Roberty highlighted Clark Jones, then-director of personnel, and asked him to give a speech.
Jones recalled the career of Earl Lightcap, best known as Edgewood High School's first principal, who was killed in 2003.
"Lightcap came in, he was young, he was blond. He had hair," Jones said, getting a laugh from the room. "The kids swallowed him; they just gulped him down. He was wonderful. He could talk forever, and did… But to get anywhere in the school system in those days, you had to be called to the attention of the superintendent of schools. The superintendent of schools was equivalent to the czar of Russia."
Lightcap did get the superintendent's attention, Jones said, and was ultimately transferred fromBel Air High, which Jones called the best-designed school in the state and perhaps the country.
"Everybody wanted to go there, and people were moving into Harford County," he said, mentioning Lightcap taught a class on problems with American democracy.
He joked that topic "today would require four years, but in those days you could do it in six months."
"Nobody wanted to leave Bel Air High School. It was the fanciest school in the state, it had a good reputation and all that," he said.
But then Edgewood High opened, and it "was the fanciest one anybody had ever seen. Each classroom looked like a handful of confetti," he said. "The superintendent chose this teacher, the most popular in Bel Air High School,… to be principal. That was Earl's school."
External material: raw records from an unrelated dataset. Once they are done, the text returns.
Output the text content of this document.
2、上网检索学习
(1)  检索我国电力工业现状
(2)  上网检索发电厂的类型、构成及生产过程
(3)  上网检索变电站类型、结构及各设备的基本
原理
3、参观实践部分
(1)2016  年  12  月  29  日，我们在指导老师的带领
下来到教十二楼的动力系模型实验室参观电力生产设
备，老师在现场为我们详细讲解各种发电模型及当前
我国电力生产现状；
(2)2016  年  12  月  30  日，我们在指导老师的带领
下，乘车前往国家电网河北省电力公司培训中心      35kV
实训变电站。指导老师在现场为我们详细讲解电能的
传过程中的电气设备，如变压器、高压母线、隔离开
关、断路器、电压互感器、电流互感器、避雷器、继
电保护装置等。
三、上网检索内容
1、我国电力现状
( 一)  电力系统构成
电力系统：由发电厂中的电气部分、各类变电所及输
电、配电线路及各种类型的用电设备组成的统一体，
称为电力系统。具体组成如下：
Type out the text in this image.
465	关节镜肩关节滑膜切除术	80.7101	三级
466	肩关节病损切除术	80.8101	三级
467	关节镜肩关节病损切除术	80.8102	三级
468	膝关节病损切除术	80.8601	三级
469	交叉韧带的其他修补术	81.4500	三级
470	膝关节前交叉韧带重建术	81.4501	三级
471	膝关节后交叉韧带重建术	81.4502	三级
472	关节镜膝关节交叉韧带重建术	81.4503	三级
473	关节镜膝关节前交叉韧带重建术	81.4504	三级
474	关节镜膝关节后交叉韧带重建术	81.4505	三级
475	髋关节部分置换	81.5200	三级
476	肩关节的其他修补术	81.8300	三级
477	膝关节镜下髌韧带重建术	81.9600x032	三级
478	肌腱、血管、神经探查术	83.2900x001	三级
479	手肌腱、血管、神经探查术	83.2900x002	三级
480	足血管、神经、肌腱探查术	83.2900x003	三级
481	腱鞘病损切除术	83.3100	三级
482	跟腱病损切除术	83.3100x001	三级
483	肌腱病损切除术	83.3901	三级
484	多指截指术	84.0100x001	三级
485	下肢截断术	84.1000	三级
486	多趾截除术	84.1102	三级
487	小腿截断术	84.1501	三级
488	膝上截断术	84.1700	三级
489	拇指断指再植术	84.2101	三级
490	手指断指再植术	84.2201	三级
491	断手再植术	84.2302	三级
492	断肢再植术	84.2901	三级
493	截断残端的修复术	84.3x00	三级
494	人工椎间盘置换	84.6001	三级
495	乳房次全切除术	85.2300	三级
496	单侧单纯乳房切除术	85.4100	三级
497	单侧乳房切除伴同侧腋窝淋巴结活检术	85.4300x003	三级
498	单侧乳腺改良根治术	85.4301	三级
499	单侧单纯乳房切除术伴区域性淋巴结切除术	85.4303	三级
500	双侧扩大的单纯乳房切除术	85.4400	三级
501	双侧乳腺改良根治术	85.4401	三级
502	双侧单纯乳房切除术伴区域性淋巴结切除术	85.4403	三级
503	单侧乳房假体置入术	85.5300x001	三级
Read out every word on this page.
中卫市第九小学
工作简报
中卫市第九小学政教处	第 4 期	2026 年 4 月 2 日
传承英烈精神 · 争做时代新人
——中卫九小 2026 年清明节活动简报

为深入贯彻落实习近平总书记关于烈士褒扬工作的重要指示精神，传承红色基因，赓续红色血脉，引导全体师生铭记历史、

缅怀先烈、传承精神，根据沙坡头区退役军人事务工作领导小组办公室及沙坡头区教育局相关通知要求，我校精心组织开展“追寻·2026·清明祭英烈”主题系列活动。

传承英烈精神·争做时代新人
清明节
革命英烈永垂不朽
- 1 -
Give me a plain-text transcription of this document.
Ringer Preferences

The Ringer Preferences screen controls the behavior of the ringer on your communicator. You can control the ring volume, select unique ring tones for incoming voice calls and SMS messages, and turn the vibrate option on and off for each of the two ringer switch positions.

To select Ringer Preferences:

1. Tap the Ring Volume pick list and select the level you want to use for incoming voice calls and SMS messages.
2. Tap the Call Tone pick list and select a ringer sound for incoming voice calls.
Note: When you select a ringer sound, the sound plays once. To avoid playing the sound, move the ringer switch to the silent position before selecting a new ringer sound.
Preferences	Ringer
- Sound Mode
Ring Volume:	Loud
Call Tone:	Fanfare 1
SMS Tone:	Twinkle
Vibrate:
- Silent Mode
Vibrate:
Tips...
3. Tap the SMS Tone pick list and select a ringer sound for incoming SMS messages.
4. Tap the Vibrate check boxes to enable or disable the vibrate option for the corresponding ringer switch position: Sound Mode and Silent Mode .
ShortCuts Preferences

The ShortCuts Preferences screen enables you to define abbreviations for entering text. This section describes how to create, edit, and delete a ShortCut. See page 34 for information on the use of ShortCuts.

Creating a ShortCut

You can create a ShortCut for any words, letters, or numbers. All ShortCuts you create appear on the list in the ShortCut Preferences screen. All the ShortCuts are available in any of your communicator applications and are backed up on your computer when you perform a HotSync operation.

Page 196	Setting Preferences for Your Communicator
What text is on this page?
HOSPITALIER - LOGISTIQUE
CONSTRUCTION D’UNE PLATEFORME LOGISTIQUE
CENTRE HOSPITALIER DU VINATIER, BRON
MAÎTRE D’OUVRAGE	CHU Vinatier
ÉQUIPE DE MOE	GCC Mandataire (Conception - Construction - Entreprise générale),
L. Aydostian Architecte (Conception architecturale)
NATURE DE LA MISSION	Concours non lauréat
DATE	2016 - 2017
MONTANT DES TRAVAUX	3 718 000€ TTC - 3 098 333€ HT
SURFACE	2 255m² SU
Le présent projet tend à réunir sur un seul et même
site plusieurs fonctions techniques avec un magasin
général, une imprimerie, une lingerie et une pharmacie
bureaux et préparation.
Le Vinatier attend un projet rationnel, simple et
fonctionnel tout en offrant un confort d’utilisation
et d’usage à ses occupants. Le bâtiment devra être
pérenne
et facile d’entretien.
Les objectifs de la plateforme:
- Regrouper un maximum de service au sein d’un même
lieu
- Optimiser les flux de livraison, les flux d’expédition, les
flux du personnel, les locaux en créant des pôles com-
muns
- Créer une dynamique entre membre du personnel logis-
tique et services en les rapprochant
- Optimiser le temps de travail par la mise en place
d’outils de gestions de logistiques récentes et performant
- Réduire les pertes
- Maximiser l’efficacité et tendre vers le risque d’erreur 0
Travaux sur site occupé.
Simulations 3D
At another table sat former educators and supervisors Christine Tolbert, Celeste Meares, Marita Watts and Mary Ellen Kennedy. They said the reunion was a great way to catch up with old acquaintances, many of whom are in other states, and catch up on some news, as many are also ill or deceased.
"We are spread out now," Watts said, recalling how pleasant their former school days were. "We had a great time. We always looked forward to school. We enjoyed school."
Watts said the schools often ran with minimal supplies.
"You just had to find your way. There were no curriculum guides," Watts said, adding she still follows some education news.
"I still suffer," she said jokingly. "Everything is different, the arrangements of families are different."
Meares said she thought that was a good thing.
"You would want the children to be different because they are exposed to so many things," she said. Meares said she enjoyed being working with elementary school children in the 1970s.
"I loved that job because I had the first and second grades and you could see so much progress," she said. "It was fun."
Watts said the educators under Roberty formed a special bond.
"We were strong together, very supportive, had fun together, worked hard together," she said.